TinyLlama/TinyLlama-1.1B-step-50K-105b
TinyLlama/TinyLlama-1.1B-step-50K-105b is an intermediate checkpoint of the TinyLlama project, developed by jzhang38, featuring a 1.1 billion parameter Llama-2-like architecture. This model is designed for pretraining on a massive 3 trillion token dataset, aiming for a compact yet capable language model. It is particularly optimized for applications requiring a restricted computational and memory footprint, offering Llama-compatible integration.
Loading preview...
What is TinyLlama-1.1B-step-50K-105b?
This model is an intermediate checkpoint from the TinyLlama project, which aims to pretrain a 1.1 billion parameter language model on 3 trillion tokens. Developed by jzhang38, it utilizes the exact same architecture and tokenizer as Llama 2, ensuring compatibility with existing Llama-based open-source projects. This specific checkpoint represents 50,000 training steps and has been trained on 105 billion tokens.
Key Characteristics
- Compact Size: With only 1.1 billion parameters, it's designed for efficiency.
- Llama 2 Compatibility: Shares architecture and tokenizer with Llama 2, allowing for seamless integration.

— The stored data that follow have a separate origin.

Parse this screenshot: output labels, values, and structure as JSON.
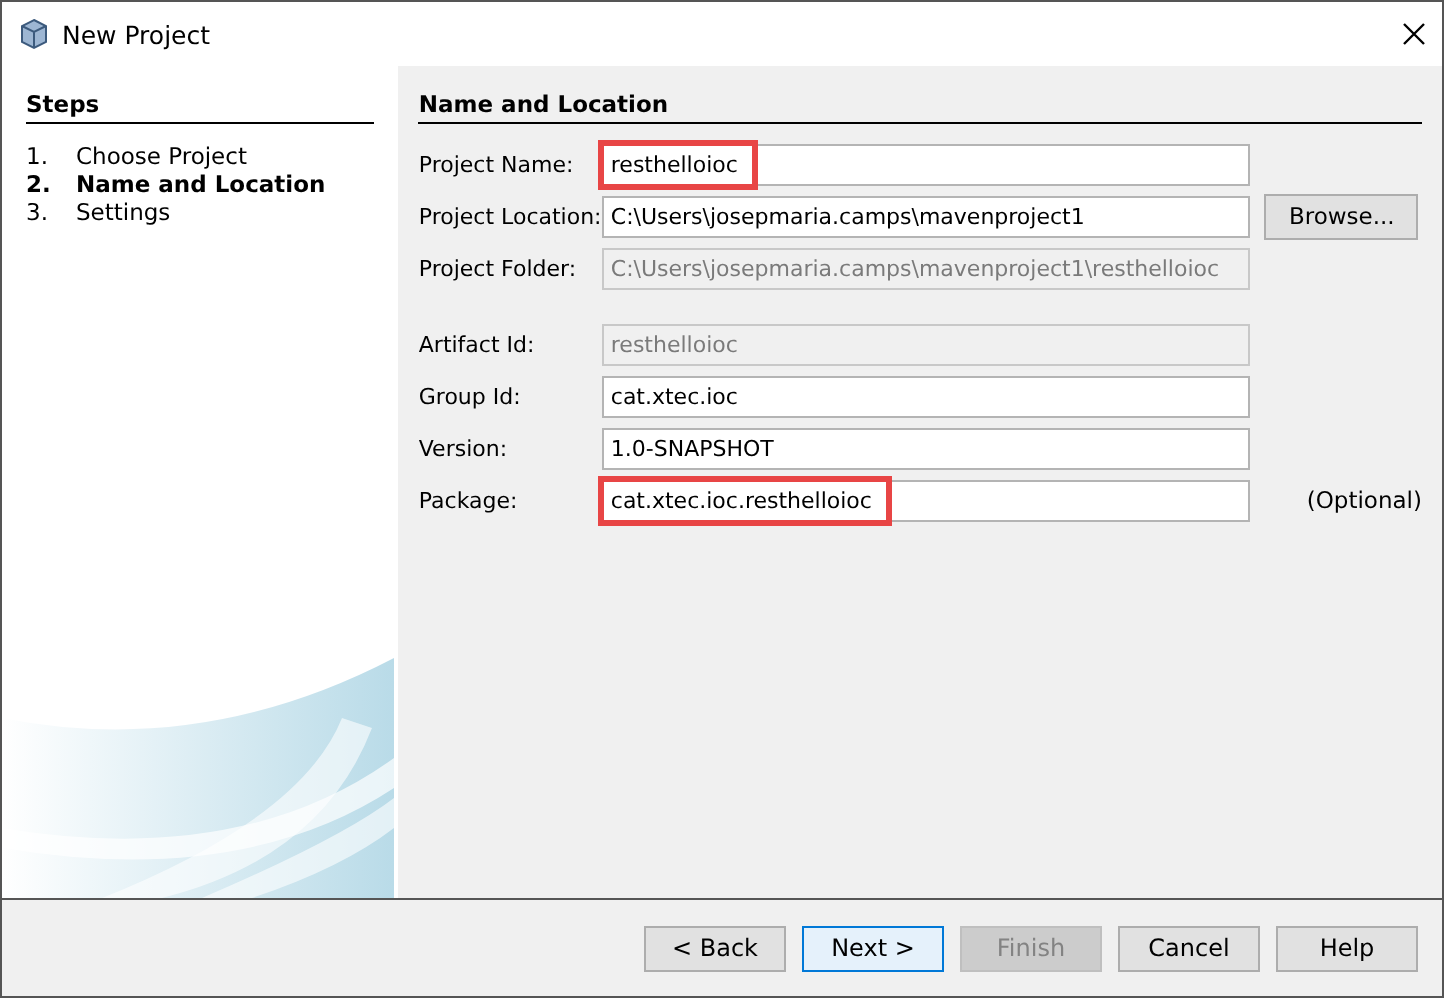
{
  "window": {
    "title": "New Project"
  },
  "steps": {
    "heading": "Steps",
    "items": [
      {
        "number": "1.",
        "label": "Choose Project",
        "selected": false
      },
      {
        "number": "2.",
        "label": "Name and Location",
        "selected": true
      },
      {
        "number": "3.",
        "label": "Settings",
        "selected": false
      }
    ]
  },
  "panel": {
    "heading": "Name and Location",
    "field_groups": [
      {
        "fields": [
          {
            "label": "Project Name:",
            "value": "resthelloioc",
            "disabled": false,
            "highlighted": true
          },
          {
            "label": "Project Location:",
            "value": "C:\\Users\\josepmaria.camps\\mavenproject1",
            "disabled": false,
            "highlighted": false,
            "button": "Browse..."
          },
          {
            "label": "Project Folder:",
            "value": "C:\\Users\\josepmaria.camps\\mavenproject1\\resthelloioc",
            "disabled": true,
            "highlighted": false
          }
        ]
      },
      {
        "fields": [
          {
            "label": "Artifact Id:",
            "value": "resthelloioc",
            "disabled": true,
            "highlighted": false
          },
          {
            "label": "Group Id:",
            "value": "cat.xtec.ioc",
            "disabled": false,
            "highlighted": false
          },
          {
            "label": "Version:",
            "value": "1.0-SNAPSHOT",
            "disabled": false,
            "highlighted": false
          },
          {
            "label": "Package:",
            "value": "cat.xtec.ioc.resthelloioc",
            "disabled": false,
            "highlighted": true,
            "note": "(Optional)"
          }
        ]
      }
    ]
  },
  "buttons": [
    {
      "label": "< Back",
      "disabled": false,
      "default": false
    },
    {
      "label": "Next >",
      "disabled": false,
      "default": true
    },
    {
      "label": "Finish",
      "disabled": true,
      "default": false
    },
    {
      "label": "Cancel",
      "disabled": false,
      "default": false
    },
    {
      "label": "Help",
      "disabled": false,
      "default": false
    }
  ]
}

- Ongoing Pretraining: This is an intermediate release, part of a larger project targeting 3 trillion tokens.
- Performance: Achieves a HellaSwag Acc_norm of 43.50 at this stage of training.
Ideal Use Cases
- Resource-Constrained Environments: Suitable for applications with limited computation and memory.
- Llama Ecosystem Integration: Easily plugs into projects built upon the Llama architecture.
- Research and Development: Useful for exploring the capabilities of smaller, Llama-compatible models during their pretraining phase.